Exercise III
- Use the mathematical definition of Big-Oh to show the asymptotic running time of a given program.
Consider the following function $T(n)$ describes the precise running time of an algorithm:
$$ T(n) = 3n^2 - 100n + 6 $$
Exercise Show $T(n) \in \Omicron(n^2)$.
Solution
We can choose $c=3$ and $n_0=1$ for the definition of Big-Oh to hold.
$$ 3n^2 - 100n + 6 \le 3n^2 $$
Recall the choice of $n_0$ and $c$ are not unique.
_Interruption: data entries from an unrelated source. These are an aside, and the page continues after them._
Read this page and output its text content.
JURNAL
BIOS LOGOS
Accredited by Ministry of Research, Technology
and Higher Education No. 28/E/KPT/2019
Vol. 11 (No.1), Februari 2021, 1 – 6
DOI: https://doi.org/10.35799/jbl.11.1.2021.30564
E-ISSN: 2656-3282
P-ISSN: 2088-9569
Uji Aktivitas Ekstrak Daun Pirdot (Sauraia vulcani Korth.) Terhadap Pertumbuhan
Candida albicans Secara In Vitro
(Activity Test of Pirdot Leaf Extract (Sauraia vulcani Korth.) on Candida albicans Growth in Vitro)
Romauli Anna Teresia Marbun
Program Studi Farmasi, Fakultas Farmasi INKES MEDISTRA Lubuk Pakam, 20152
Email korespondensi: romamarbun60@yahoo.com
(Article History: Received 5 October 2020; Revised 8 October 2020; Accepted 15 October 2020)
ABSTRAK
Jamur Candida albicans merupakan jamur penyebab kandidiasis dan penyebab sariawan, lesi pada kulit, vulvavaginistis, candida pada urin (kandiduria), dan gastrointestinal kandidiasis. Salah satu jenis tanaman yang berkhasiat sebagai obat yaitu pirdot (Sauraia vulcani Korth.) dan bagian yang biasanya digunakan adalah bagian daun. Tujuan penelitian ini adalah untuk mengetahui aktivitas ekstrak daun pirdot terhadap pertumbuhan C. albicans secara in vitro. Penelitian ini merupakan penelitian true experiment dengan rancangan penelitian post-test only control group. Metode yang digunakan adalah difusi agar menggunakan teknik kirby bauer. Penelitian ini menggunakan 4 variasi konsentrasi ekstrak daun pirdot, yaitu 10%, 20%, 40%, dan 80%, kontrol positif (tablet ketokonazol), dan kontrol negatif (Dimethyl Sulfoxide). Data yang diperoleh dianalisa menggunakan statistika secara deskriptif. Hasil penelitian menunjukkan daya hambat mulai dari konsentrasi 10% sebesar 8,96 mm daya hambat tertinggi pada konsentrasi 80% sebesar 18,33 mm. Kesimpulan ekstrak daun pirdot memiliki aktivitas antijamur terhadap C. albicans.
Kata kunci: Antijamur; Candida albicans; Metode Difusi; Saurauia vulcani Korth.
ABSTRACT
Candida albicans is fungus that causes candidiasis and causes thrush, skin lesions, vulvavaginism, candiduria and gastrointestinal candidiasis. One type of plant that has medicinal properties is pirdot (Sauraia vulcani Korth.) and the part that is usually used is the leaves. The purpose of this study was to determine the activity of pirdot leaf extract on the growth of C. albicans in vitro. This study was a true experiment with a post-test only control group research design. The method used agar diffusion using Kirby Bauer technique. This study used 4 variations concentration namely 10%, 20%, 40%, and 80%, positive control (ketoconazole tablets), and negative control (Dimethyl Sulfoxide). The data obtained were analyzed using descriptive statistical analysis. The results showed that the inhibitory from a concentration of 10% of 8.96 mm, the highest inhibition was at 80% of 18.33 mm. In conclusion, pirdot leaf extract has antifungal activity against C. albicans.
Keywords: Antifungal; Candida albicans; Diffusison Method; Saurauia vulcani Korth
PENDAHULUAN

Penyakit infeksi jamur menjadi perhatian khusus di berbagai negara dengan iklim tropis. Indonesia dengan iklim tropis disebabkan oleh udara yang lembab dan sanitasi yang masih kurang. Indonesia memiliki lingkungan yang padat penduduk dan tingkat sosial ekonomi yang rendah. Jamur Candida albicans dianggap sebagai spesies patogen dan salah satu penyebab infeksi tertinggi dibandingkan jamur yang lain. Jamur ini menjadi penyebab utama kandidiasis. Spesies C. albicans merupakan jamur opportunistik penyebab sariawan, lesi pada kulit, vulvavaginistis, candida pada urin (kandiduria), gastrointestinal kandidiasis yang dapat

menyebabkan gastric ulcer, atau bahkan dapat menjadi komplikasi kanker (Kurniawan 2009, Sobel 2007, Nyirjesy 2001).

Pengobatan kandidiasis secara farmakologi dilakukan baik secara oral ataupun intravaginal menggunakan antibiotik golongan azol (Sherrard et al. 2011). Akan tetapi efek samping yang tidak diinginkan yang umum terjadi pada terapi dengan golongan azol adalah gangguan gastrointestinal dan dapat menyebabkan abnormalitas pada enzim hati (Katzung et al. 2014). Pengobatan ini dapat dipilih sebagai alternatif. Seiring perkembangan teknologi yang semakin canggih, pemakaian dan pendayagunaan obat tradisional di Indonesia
There can be many (actually, infinitely many) different combinations of $n_0$ and $c$ that would make the Big-Oh definition to work. It depends on what inequalities you use while doing the upper-bounding.
Exercise Show $T(n) \in \Omicron(n^3)$.
Solution
We can choose $c=1$ and $n_0=1$ for the definition of Big-Oh to hold.
$$ 3n^2 - 100n + 6 \le n^3 $$
Big-Oh expresses an upper bound but does not necessarily provide a tight upper bound.
For example, you can easily show $T(n) \in \Omicron(n^p)$ for any $p \ge 2$.
Exercise Show $T(n) \notin \Omicron(n)$.
Solution
There simply is no $c$ and $n_0$ where the Big-Oh definition would hold for $T(n) \in \Omicron(n)$.